Mistake #2: Writing About Your Dead Grandmother (or grandfather, dog, parrot….)

            I’m sorry for your loss. So are the essay readers. But in every pile of 10 essays, at least seven will be about the applicant’s dead grandmother.

            Applicants think an essay should be about something big! and dramatic! What’s more dramatic than death? But the realization that we are all mortal is a common, not an uncommon, experience. It tells us nothing about who you are.

            The flip side of this is the case of a student whose life has been shaped by a tragic, unusual loss, such as the early death of a parent or a sibling. Of course it’s okay to write about this. But you don’t have to.

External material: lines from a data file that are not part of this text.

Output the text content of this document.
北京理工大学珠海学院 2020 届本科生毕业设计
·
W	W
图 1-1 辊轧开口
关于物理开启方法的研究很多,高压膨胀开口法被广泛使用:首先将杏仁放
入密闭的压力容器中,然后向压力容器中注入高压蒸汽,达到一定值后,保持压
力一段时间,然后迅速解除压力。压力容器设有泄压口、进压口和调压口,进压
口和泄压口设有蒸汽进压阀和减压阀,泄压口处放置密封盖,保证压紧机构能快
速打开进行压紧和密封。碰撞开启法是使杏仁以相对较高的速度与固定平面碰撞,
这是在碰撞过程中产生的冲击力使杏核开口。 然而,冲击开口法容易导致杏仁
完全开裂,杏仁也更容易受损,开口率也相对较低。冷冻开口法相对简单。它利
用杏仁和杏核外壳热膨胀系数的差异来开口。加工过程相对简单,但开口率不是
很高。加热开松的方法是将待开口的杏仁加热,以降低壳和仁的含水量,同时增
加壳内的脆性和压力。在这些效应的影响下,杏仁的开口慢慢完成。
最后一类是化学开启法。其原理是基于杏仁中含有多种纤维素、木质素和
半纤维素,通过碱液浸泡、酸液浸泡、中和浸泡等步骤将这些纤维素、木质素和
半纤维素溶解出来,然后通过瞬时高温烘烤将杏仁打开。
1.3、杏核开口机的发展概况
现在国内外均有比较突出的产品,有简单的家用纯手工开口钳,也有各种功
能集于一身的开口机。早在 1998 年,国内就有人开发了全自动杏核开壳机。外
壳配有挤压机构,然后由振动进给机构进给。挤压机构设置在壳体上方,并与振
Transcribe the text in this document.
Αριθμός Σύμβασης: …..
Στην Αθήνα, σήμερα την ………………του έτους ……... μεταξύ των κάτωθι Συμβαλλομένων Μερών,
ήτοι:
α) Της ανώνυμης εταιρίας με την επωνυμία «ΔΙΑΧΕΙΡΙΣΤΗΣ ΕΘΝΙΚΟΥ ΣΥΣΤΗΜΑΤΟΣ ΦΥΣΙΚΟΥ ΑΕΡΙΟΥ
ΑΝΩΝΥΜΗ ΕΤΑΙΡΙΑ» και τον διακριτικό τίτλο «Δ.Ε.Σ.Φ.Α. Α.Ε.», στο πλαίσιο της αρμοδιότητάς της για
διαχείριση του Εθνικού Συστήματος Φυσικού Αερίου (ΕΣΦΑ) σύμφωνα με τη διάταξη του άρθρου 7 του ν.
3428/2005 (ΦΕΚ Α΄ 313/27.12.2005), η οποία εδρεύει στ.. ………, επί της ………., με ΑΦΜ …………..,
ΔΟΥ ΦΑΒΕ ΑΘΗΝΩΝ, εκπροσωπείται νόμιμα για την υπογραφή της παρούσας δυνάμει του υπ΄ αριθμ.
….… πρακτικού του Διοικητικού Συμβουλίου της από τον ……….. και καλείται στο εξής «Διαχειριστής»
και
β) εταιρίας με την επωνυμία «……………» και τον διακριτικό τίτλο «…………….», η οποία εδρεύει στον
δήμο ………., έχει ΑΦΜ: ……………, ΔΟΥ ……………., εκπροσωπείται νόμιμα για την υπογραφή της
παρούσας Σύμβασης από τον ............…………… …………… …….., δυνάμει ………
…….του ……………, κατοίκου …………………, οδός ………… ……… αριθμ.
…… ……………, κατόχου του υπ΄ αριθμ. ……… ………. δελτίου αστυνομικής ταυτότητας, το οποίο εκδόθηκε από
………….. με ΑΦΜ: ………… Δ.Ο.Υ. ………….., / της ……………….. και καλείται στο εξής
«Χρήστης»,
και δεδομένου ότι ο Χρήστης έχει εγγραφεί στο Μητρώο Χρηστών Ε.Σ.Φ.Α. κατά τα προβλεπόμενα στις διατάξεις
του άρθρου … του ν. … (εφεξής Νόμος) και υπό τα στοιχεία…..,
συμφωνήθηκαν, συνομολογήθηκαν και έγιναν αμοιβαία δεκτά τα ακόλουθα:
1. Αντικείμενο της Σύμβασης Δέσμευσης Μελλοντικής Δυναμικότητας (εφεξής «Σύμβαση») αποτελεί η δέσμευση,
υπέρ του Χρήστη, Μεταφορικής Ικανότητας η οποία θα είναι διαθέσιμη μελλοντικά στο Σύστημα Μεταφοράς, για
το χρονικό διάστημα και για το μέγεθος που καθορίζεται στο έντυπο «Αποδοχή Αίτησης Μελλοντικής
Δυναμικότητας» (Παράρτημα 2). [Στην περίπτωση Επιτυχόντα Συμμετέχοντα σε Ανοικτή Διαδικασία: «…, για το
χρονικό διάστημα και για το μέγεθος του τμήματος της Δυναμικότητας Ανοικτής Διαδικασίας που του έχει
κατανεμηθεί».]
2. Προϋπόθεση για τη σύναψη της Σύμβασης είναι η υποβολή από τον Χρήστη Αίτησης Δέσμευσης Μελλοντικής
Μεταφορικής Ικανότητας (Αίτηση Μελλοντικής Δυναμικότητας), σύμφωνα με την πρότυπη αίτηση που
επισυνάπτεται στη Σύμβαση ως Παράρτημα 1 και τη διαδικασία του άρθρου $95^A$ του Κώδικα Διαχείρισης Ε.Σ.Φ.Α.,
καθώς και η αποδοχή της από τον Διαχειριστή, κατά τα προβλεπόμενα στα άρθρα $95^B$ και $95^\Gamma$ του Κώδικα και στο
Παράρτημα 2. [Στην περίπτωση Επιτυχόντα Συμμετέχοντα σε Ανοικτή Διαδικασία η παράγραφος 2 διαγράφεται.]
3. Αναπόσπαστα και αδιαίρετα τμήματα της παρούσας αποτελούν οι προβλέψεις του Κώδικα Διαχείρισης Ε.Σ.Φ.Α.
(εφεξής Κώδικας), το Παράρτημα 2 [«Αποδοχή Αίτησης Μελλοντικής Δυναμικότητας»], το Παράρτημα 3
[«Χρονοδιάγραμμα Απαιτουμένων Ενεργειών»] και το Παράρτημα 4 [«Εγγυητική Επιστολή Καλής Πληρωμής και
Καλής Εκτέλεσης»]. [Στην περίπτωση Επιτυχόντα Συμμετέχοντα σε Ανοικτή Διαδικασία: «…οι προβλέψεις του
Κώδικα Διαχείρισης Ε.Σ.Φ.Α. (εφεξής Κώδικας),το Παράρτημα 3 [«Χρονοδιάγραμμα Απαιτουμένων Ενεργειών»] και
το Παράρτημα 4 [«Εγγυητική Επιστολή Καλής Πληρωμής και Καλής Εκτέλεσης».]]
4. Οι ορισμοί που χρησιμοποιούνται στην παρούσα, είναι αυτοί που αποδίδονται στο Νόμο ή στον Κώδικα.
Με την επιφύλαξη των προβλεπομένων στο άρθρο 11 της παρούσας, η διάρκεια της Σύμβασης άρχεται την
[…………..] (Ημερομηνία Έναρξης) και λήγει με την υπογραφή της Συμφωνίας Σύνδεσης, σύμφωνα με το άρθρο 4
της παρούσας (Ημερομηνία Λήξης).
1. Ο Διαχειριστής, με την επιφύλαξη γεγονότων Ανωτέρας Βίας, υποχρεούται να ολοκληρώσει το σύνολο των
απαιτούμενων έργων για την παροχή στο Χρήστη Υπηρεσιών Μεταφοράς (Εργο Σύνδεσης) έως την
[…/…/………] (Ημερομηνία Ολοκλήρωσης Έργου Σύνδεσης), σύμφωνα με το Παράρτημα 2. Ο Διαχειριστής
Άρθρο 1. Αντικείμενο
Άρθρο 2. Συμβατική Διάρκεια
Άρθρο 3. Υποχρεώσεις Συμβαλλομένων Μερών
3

Don’t let anyone pressure you into writing an essay on a subject you’re not emotionally ready to write about.

Mistake #3: Using a Thesaurus Instead of Your Own Voice

            Verily, what stratagem could be more potent than the calculated inclusion of a plethora of multisyllabic monstrosities? Students who try to “impress” with vocabulary words they don’t normally use almost always use them incorrectly. Even if the words are correct, the essay will sound wrong, i.e., not like you. Write with the words that come most naturally to you, look up any meanings you’re not sure about, and save the vocabulary studying for the SAT.

Mistake #4: Thinking You Have Nothing to Say

            A student approached me for help with an admissions essay. His problem, he explained, was that he’d never overcome hardship. He was just a normal kid from the suburbs who liked science.

            I told him that this kind of essay is meant to reveal your personality – it’s not about overcoming hardship at all – but he insisted that there was nothing special about him. He was a normal guy from a normal family in a normal town. He liked normal guy stuff.

            “Okay,” I said. “You said you like science, so tell me more about that. How, specifically, did you get interested in science?”

            Oh, that was easy: his parents came from the same country as the inventor Nikola Tesla, also an immigrant to New York, and his father was a huge Tesla fan. He’d grown up hearing stories about the famous inventor, and this had led him to develop a general curiosity about the workings of the world. Other kids talked sports with their fathers; he talked science.

            It was a great story: it told me what his interests were, what his personality was like, how he got along with his family, and where he came from. Every detail of the essay which grew from that conversation was unique to him. But he couldn’t see the rich material he had to work with; for him, it was all…normal.

            Sometimes, our best stories are invisible to us. Remember that your normal is someone else’s strange, and move beyond the general outlines of your life to find the specific details that set you apart. What’s a cool thing about you that more people should know about?